The receptors, called G Protein-Coupled Receptors (GPCRs), are the target of one-third of all approved drugs, including therapeutics prescribed for psychiatric disorders including schizophrenia, bipolar disorder, and depression. The dopamine D2 receptor, which is the target of all current antipsychotic medicines, is a GPCR, for example.
The human genome encodes about 800 different GPCRs, which are found in cells throughout the body and are involved in regulating many of the body’s functions. They are found throughout the brain and engage with a variety of neurotransmitters, hormones, and other molecules.
A neurotransmitter (or drug) from outside the cell that binds and activates a GPCR is called an agonist: its docking within the receptor sets off a cascade of events that lead the receptor to engage with and activate G-proteins located inside the cell. G-proteins carry signals that can switch on or off a variety of cellular processes. In this sense, the GPCR can be thought of as a structure that transmits signals from outside the cell to the cell’s interior.
A complex biochemical process is initiated when the moment arrives for a G-protein signal to cease or be diminished in intensity. At the center of this process is a protein called beta-arrestin. The new research explains in unprecedented detail how beta-arrestin is able to halt or modulate GPCR signaling. This provides insight into ways to potentially improve the action of drugs that interact with GPCRs, including psychiatric drugs, to make them more effective and/or to reduce side effects.
Wesley B. Asher, Ph.D., whose 2014 BBRF Young Investigator grant addressed the way beta-arrestin interacts with cellular receptors to modify their signaling, was one of three co-first authors of a paper just published in the journal Cell, describing beta-arrestin—GPCR interactions. The other co-first authors were Daniel S. Terry, Ph.D., and G. Glenn Gregorio, Ph.D. The team’s senior members were Scott C. Blanchard, Ph.D., and Jonathan A. Javitch, M.D., Ph.D., a member of BBRF’s Scientific Council, and a 2010 BBRF Distinguished Investigator, 2003 Independent Investigator, and 1992 and 1990 Young Investigator.
The team used a new technology called smFRET (single-molecule fluorescence resonance energy transfer) to resolve events at the level of individual molecules that help explain the beta-arrestin—GPCR interaction and activation mechanism.

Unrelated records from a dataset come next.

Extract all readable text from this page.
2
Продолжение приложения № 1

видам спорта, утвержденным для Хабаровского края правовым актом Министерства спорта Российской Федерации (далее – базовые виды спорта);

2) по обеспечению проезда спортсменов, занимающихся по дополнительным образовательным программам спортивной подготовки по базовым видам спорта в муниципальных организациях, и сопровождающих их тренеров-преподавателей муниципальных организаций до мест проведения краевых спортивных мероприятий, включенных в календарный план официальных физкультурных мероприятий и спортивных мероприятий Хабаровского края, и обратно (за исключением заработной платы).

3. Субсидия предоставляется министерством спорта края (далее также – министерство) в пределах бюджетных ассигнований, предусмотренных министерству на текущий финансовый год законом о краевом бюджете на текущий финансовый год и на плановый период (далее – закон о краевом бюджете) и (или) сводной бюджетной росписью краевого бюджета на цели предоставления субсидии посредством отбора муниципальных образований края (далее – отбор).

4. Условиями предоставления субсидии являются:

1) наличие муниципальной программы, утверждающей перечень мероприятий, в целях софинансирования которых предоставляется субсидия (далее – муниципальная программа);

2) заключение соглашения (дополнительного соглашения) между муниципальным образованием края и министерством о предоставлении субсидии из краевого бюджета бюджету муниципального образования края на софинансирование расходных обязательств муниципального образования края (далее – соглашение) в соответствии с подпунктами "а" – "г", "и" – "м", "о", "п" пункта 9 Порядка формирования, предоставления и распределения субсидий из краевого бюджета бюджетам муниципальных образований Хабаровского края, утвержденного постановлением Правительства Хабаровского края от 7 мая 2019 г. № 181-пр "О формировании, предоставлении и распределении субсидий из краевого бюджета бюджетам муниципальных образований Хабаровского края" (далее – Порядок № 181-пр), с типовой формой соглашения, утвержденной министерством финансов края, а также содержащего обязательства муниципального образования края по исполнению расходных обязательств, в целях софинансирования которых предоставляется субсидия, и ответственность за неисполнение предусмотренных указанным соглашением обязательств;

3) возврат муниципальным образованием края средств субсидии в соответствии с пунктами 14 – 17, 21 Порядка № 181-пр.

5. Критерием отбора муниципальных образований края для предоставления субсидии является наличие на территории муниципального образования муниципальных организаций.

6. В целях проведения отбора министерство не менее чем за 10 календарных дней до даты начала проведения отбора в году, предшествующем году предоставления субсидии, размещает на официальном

The researchers knew that the interaction begins when part of the GPCR structure, referred to as its “tail”, lying below the cell surface, is phosphorylated. This means that molecules bearing phosphorous—called phosphate groups—are added to the receptor tail. It was also known that the phosphorylated receptor tail in turn binds to a groove on the surface of the beta-arrestin protein. When beta-arrestin is not engaged with a GPCR, however, this groove on its surface is occupied by beta-arrestin’s own tail structure.
The team's research with smFRET imaging reveals how beta-arrestin’s tail gets released to make way for binding the phosphorylated tail of the GPCR. All of these changes can be thought of as changes in shape—"conformational changes” in the beta-arrestin—GPCR complex.
The team’s research showed that when not engaged with a GPCR, beta-arrestin exists in a very stable state that they call “autoinhibited”—and it remains so as long as its own tail structure is tightly bound to the groove in its surface. Beta-arrestin will remain in this stable state unless an agonist like a drug or neurotransmitter interacts with the GPCR from outside the cell.
The research demonstrates how the balance between the autoinhibited and activated states of beta-arrestin controls the intensity and duration of GPCR signaling. Systematic studies tweaking this balance could lead to improved drug therapies or even new drug designs for a variety of illnesses.
"Now that we know GPCR receptors can both activate G-proteins and mediate signaling through beta-arrestin, the hope is that we can develop more specific drug therapies by finding small molecules that preferentially activate one pathway or the other," Dr. Javitch commented.